Recently, the Intelligent Medical Computing Laboratory at Macao Polytechnic University has published its latest research, Mammo-AGE: deep learning estimation of breast age from mammograms, in Nature Communications (IF=15.7). This marks a significant breakthrough at the international frontier of intelligent medical imaging analysis and early tumor screening.

Mammo-AGE published in Nature Communications

Core Innovation: AI-driven “Breast Age Clock”

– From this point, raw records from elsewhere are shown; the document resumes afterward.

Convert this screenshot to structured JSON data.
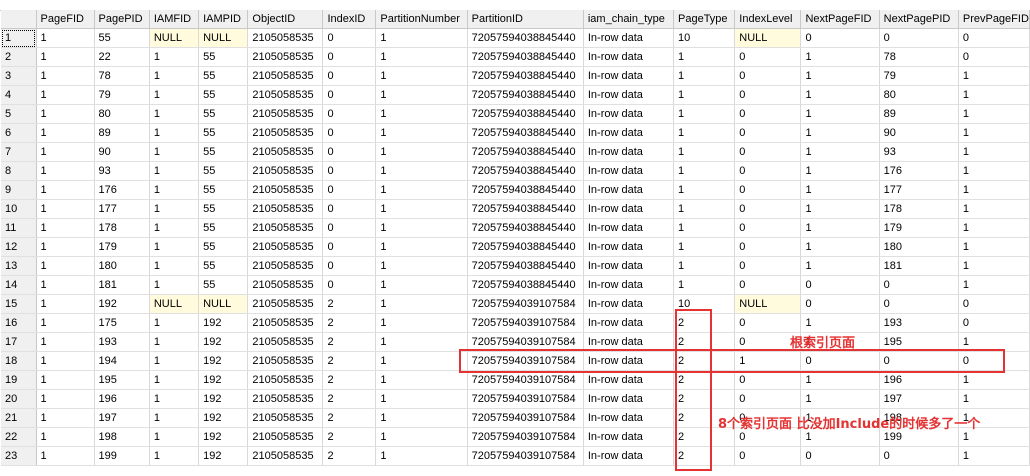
{
  "columns": [
    "",
    "PageFID",
    "PagePID",
    "IAMFID",
    "IAMPID",
    "ObjectID",
    "IndexID",
    "PartitionNumber",
    "PartitionID",
    "iam_chain_type",
    "PageType",
    "IndexLevel",
    "NextPageFID",
    "NextPagePID",
    "PrevPageFID"
  ],
  "rows": [
    [
      "1",
      "1",
      "55",
      "NULL",
      "NULL",
      "2105058535",
      "0",
      "1",
      "72057594038845440",
      "In-row data",
      "10",
      "NULL",
      "0",
      "0",
      "0"
    ],
    [
      "2",
      "1",
      "22",
      "1",
      "55",
      "2105058535",
      "0",
      "1",
      "72057594038845440",
      "In-row data",
      "1",
      "0",
      "1",
      "78",
      "0"
    ],
    [
      "3",
      "1",
      "78",
      "1",
      "55",
      "2105058535",
      "0",
      "1",
      "72057594038845440",
      "In-row data",
      "1",
      "0",
      "1",
      "79",
      "1"
    ],
    [
      "4",
      "1",
      "79",
      "1",
      "55",
      "2105058535",
      "0",
      "1",
      "72057594038845440",
      "In-row data",
      "1",
      "0",
      "1",
      "80",
      "1"
    ],
    [
      "5",
      "1",
      "80",
      "1",
      "55",
      "2105058535",
      "0",
      "1",
      "72057594038845440",
      "In-row data",
      "1",
      "0",
      "1",
      "89",
      "1"
    ],
    [
      "6",
      "1",
      "89",
      "1",
      "55",
      "2105058535",
      "0",
      "1",
      "72057594038845440",
      "In-row data",
      "1",
      "0",
      "1",
      "90",
      "1"
    ],
    [
      "7",
      "1",
      "90",
      "1",
      "55",
      "2105058535",
      "0",
      "1",
      "72057594038845440",
      "In-row data",
      "1",
      "0",
      "1",
      "93",
      "1"
    ],
    [
      "8",
      "1",
      "93",
      "1",
      "55",
      "2105058535",
      "0",
      "1",
      "72057594038845440",
      "In-row data",
      "1",
      "0",
      "1",
      "176",
      "1"
    ],
    [
      "9",
      "1",
      "176",
      "1",
      "55",
      "2105058535",
      "0",
      "1",
      "72057594038845440",
      "In-row data",
      "1",
      "0",
      "1",
      "177",
      "1"
    ],
    [
      "10",
      "1",
      "177",
      "1",
      "55",
      "2105058535",
      "0",
      "1",
      "72057594038845440",
      "In-row data",
      "1",
      "0",
      "1",
      "178",
      "1"
    ],
    [
      "11",
      "1",
      "178",
      "1",
      "55",
      "2105058535",
      "0",
      "1",
      "72057594038845440",
      "In-row data",
      "1",
      "0",
      "1",
      "179",
      "1"
    ],
    [
      "12",
      "1",
      "179",
      "1",
      "55",
      "2105058535",
      "0",
      "1",
      "72057594038845440",
      "In-row data",
      "1",
      "0",
      "1",
      "180",
      "1"
    ],
    [
      "13",
      "1",
      "180",
      "1",
      "55",
      "2105058535",
      "0",
      "1",
      "72057594038845440",
      "In-row data",
      "1",
      "0",
      "1",
      "181",
      "1"
    ],
    [
      "14",
      "1",
      "181",
      "1",
      "55",
      "2105058535",
      "0",
      "1",
      "72057594038845440",
      "In-row data",
      "1",
      "0",
      "0",
      "0",
      "1"
    ],
    [
      "15",
      "1",
      "192",
      "NULL",
      "NULL",
      "2105058535",
      "2",
      "1",
      "72057594039107584",
      "In-row data",
      "10",
      "NULL",
      "0",
      "0",
      "0"
    ],
    [
      "16",
      "1",
      "175",
      "1",
      "192",
      "2105058535",
      "2",
      "1",
      "72057594039107584",
      "In-row data",
      "2",
      "0",
      "1",
      "193",
      "0"
    ],
    [
      "17",
      "1",
      "193",
      "1",
      "192",
      "2105058535",
      "2",
      "1",
      "72057594039107584",
      "In-row data",
      "2",
      "0",
      "1",
      "195",
      "1"
    ],
    [
      "18",
      "1",
      "194",
      "1",
      "192",
      "2105058535",
      "2",
      "1",
      "72057594039107584",
      "In-row data",
      "2",
      "1",
      "0",
      "0",
      "0"
    ],
    [
      "19",
      "1",
      "195",
      "1",
      "192",
      "2105058535",
      "2",
      "1",
      "72057594039107584",
      "In-row data",
      "2",
      "0",
      "1",
      "196",
      "1"
    ],
    [
      "20",
      "1",
      "196",
      "1",
      "192",
      "2105058535",
      "2",
      "1",
      "72057594039107584",
      "In-row data",
      "2",
      "0",
      "1",
      "197",
      "1"
    ],
    [
      "21",
      "1",
      "197",
      "1",
      "192",
      "2105058535",
      "2",
      "1",
      "72057594039107584",
      "In-row data",
      "2",
      "0",
      "1",
      "198",
      "1"
    ],
    [
      "22",
      "1",
      "198",
      "1",
      "192",
      "2105058535",
      "2",
      "1",
      "72057594039107584",
      "In-row data",
      "2",
      "0",
      "1",
      "199",
      "1"
    ],
    [
      "23",
      "1",
      "199",
      "1",
      "192",
      "2105058535",
      "2",
      "1",
      "72057594039107584",
      "In-row data",
      "2",
      "0",
      "0",
      "0",
      "1"
    ]
  ],
  "annotations": {
    "root_label": "根索引页面",
    "pages_label": "8个索引页面 比没加Include的时候多了一个"
  },
  "colors": {
    "null_background": "#fffbdc",
    "annotation_red": "#e53333",
    "header_gray": "#f0f0f0"
  }
}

Addressing clinical needs in breast health assessment and early screening for breast cancer, this work proposes the Mammo-AGE deep learning model and achieves three key advances:

  1. Accurate, non-invasive breast age estimation
    Using only routine four-view mammograms (bilateral CC and MLO) without additional clinical data, the model precisely infers biological breast age. It integrates multi-view fusion and ensemble learning: an Instance-Bag Transformer aggregates aging features across views; five mainstream backbones (including ResNet-18 and EfficientNet-B0) are ensembled; multi-task learning with breast density prediction and a composite loss (POE and MVL) ensures physiologically coherent aging patterns. Trained and externally validated on five large global datasets (95,826 images; women aged 18–98), Mammo-AGE achieves a mean absolute error of 4.2–6.1 years and a correlation with chronological age up to 0.89, demonstrating strong stability and generalization.
  2. Interpretable health risk biomarker
    The bias-corrected Breast Age Gap (estimated age minus chronological age) serves as a novel biomarker of breast health. Findings show breast cancer patients have significantly higher age gaps than healthy controls; each 1-year increase in age gap raises future cancer risk by 1.3%–2.2%. Longitudinal validation indicates lower health probability in high-gap populations (log-rank test p<0.0001). Occlusion sensitivity analysis produces saliency maps focusing on glandular tissue, vasculature, and skin thickness—making AI decisions visible and interpretable.
  3. Clinical translation across scenarios
    After fine-tuning, the model performs strongly in diagnosis and short-/long-term risk prediction. On internal and external datasets (including CSAW-CC and CMMD), AUPRC and AUROC outperform mainstream methods, remaining efficient even in limited data settings. Compared to DNA methylation clocks requiring tissue/blood samples, Mammo-AGE leverages routine screening images—non-invasive, low-cost, and easily scalable—integrating directly into current workflows to quantify high-risk identification and personalize screening intervals.

Publication

Looking ahead, our laboratory will continue to advance the clinical deployment of Mammo-AGE, further explore the relationship between breast aging and other breast diseases, and expand AI applications in multi-organ imaging analysis and precision oncology.